Nuclear ban initiatives have grown in number and aggressiveness in the past few years, and the Russian invasion of Ukraine has intensified those attempts. However, while largely historic, the TPNW failed to bring on board any country that currently possesses nuclear weapons. Instead, nuclear powers continue to push past these initiatives and build their nuclear capabilities even further. Bloomberg reports that President Biden’s defense budget request for 2023 adds around $6 billion for nuclear weapons research and procurement more than last year’s budget. As the U.S. and China remain locked in strategic competition, emerging technologies, such as hypersonic weapons, will add to the already pervading instability that nuclear weapons have caused.

The use of WMDs has several precedents in recent history.
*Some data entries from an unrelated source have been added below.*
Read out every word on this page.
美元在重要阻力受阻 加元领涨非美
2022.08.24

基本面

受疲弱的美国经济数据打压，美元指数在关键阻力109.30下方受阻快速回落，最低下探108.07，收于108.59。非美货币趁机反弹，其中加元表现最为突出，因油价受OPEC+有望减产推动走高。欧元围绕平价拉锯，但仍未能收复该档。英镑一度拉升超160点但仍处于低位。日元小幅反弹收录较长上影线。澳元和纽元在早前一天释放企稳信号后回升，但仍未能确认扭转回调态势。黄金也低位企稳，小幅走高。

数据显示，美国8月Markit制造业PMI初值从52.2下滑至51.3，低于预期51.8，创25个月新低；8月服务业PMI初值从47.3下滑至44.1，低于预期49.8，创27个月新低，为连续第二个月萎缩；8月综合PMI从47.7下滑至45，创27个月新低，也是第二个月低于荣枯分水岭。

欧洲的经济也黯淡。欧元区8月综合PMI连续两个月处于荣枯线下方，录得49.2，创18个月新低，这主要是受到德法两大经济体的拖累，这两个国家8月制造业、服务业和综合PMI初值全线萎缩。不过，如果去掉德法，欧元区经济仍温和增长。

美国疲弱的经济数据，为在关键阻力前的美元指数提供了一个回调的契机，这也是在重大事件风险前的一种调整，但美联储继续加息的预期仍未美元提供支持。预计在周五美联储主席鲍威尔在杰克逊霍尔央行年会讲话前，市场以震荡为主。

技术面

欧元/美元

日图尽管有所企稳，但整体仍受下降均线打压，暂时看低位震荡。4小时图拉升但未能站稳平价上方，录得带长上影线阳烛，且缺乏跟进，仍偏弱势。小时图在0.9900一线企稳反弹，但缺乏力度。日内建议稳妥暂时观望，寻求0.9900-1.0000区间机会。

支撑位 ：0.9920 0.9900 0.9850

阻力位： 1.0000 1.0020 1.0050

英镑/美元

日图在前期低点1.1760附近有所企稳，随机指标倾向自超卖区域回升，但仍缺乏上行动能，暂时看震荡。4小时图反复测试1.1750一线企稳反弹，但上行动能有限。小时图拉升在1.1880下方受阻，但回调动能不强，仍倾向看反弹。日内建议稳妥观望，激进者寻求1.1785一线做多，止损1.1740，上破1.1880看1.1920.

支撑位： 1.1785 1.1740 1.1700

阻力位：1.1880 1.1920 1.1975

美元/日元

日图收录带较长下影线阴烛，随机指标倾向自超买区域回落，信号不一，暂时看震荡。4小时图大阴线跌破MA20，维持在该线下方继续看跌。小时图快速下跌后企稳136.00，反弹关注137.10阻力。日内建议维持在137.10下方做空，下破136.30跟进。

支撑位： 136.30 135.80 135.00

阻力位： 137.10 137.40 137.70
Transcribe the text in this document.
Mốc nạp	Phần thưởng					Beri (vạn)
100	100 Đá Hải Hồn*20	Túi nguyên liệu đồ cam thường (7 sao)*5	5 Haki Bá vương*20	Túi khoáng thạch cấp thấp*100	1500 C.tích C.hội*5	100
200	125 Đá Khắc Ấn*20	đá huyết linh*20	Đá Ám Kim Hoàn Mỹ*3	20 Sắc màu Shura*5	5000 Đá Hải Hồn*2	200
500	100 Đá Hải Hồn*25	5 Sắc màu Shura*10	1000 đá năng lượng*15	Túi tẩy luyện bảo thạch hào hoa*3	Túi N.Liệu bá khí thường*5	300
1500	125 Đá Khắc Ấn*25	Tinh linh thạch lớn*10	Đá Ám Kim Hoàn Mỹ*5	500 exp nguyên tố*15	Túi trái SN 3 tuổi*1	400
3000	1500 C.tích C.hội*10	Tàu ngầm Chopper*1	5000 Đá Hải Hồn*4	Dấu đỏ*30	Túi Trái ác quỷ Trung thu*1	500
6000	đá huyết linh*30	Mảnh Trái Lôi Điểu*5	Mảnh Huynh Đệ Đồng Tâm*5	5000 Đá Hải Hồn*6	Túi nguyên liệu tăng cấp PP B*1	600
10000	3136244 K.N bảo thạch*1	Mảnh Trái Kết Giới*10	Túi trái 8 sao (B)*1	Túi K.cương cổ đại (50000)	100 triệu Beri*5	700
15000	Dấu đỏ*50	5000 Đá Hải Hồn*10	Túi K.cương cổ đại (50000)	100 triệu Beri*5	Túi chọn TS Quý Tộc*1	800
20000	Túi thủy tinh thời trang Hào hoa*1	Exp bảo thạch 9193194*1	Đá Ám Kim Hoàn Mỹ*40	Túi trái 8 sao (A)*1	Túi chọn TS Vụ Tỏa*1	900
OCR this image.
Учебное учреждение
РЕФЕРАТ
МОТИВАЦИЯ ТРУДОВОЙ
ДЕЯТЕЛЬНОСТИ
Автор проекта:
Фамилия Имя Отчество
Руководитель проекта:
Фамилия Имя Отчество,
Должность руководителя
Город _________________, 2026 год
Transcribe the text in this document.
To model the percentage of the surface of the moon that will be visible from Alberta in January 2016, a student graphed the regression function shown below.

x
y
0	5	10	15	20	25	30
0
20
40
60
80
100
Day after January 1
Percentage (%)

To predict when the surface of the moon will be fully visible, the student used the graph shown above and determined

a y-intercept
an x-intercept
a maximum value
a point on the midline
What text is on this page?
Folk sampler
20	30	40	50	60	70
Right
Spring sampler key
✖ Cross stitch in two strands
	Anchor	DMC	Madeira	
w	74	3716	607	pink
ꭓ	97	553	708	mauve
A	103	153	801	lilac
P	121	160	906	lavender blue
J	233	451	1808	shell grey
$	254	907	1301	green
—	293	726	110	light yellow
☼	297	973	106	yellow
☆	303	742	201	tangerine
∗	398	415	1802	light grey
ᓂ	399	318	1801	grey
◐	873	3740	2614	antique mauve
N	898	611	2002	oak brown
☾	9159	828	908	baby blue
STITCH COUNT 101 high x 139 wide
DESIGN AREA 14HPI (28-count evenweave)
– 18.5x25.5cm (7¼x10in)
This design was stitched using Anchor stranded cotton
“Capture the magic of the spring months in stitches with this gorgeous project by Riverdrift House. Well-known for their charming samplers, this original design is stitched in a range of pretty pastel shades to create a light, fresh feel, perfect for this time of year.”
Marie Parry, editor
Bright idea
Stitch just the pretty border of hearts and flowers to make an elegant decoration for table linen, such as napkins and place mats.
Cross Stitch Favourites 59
Syria saw the use of chemical weapons against civilians since the onset of the Syrian Civil War in 2012. These attacks have been corroborated by the United Nations, Human Rights Watch (HRW), media organizations, and the Organization for the Prohibition of Chemical Weapons. The deadliest chemical attack was in August 2013 when sarin gas was used against civilians in the city of Ghouta, killing hundreds of people, with the exact number of casualties unknown, HRW reports. Chemical weapons are banned under the Chemical Weapons Convention, which has 193 state parties. However, the open transgression of international law by authoritarian regimes puts into question treaties governing the use of nuclear weapons. What is to stop pariah states from resorting to them? As the Russian invasion of Ukraine unfolds, the international community seeks answers.